JB: You seem to have always understood how to market yourself. Are you naturally business-minded?
FN: I always had a vision about beauty in general, so probably that’s what really drove me into that direction of creating a makeup brand. Was I a businessman to start with? I’m not sure. I mean, that comes slowly, when you start having the products out. But at the same time, I was very determined. I knew that I had to make it work. I had no choice.
JB: We’re seeing a return to the seventies in terms of fashion trends this season. What about makeup?
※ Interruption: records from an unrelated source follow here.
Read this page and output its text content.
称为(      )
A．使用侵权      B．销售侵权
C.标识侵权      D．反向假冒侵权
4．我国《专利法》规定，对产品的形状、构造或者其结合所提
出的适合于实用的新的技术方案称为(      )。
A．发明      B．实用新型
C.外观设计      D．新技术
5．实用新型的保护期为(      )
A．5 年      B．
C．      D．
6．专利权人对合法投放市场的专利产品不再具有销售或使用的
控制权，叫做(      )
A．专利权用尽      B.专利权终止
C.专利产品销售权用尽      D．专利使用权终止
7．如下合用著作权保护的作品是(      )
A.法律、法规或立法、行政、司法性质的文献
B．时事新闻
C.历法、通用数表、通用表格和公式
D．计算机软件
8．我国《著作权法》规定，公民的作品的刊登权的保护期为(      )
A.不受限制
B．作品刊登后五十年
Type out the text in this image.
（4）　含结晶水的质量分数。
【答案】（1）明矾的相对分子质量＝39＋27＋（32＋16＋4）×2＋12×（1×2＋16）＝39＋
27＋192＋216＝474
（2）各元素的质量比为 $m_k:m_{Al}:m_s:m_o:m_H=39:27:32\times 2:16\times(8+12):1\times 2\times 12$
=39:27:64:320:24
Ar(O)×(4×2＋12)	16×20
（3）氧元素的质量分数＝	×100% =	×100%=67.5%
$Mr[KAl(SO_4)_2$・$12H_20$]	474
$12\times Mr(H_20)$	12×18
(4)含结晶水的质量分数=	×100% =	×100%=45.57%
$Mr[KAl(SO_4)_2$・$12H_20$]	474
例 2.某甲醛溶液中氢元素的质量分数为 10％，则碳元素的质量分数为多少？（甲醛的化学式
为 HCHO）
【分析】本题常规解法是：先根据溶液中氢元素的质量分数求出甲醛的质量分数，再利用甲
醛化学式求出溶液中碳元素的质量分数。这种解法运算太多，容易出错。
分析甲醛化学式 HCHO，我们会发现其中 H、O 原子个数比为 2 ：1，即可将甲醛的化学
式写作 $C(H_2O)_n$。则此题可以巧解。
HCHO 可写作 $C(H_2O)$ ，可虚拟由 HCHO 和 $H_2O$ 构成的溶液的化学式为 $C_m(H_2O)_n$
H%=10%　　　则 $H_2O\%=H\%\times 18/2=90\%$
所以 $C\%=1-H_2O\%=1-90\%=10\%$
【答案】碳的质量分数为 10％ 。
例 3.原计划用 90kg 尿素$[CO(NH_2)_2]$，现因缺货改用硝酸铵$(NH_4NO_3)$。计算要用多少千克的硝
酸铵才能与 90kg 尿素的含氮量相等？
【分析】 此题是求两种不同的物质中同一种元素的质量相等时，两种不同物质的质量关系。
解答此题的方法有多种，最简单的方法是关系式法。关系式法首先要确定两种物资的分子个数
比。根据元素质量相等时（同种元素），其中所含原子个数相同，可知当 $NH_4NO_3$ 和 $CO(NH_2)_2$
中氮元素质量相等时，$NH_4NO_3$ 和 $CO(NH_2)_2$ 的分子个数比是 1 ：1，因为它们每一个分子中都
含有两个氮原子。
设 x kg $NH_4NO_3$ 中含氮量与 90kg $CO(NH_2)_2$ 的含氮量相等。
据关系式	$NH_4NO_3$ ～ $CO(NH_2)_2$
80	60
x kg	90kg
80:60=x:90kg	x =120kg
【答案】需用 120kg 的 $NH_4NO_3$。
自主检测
FN: I’m always scared of trends. The runways are always so trend-oriented, but I always feel for the women. The real women that buy cosmetics want to see the trends but they don’t necessarily go for them. And I always encourage women to find what looks best on them. Keep an eye on the runways, keep an eye of course on the magazines and all that, but at the same time don’t follow any trends because they are simply trends and they’re not necessarily good for you. Women have to find their own personality, their own style and what suits them the best.
JB: Do you encourage women to experiment with different looks?
FN: I always say makeup is fun. Maybe even more fun than a haircut, because when your hair is cut, you have to deal with it for a few months. Makeup always pushes you to experiment, to play with it, try different colours. If you don’t like it, you take it off in five minutes … two seconds, actually, with a good makeup remover! That’s why makeup is so great. Some looks work and some won’t. But you can just play with it … the same way that you used to play with your mother’s makeup. It’s a fun accessory. Women shouldn’t be so afraid of it. I mean, it’s only powder and pigment. You can take it off if it doesn’t work. Women have an inner sense when they look at themselves in the mirror. They know if it works or doesn’t work. You know: I look good or I don’t look good. Makeup to me is as simple as that.
JB: What is ultimately beautiful to you when it comes to a face?
FN: Inner beauty. It’s always hard to work with somebody that I don’t feel [even a]slight connection to. I think the inside counts a lot. It translates on the face no matter what. That’s what really connects me. Those are the people that I think are beautiful – the people that have great personalities and great character.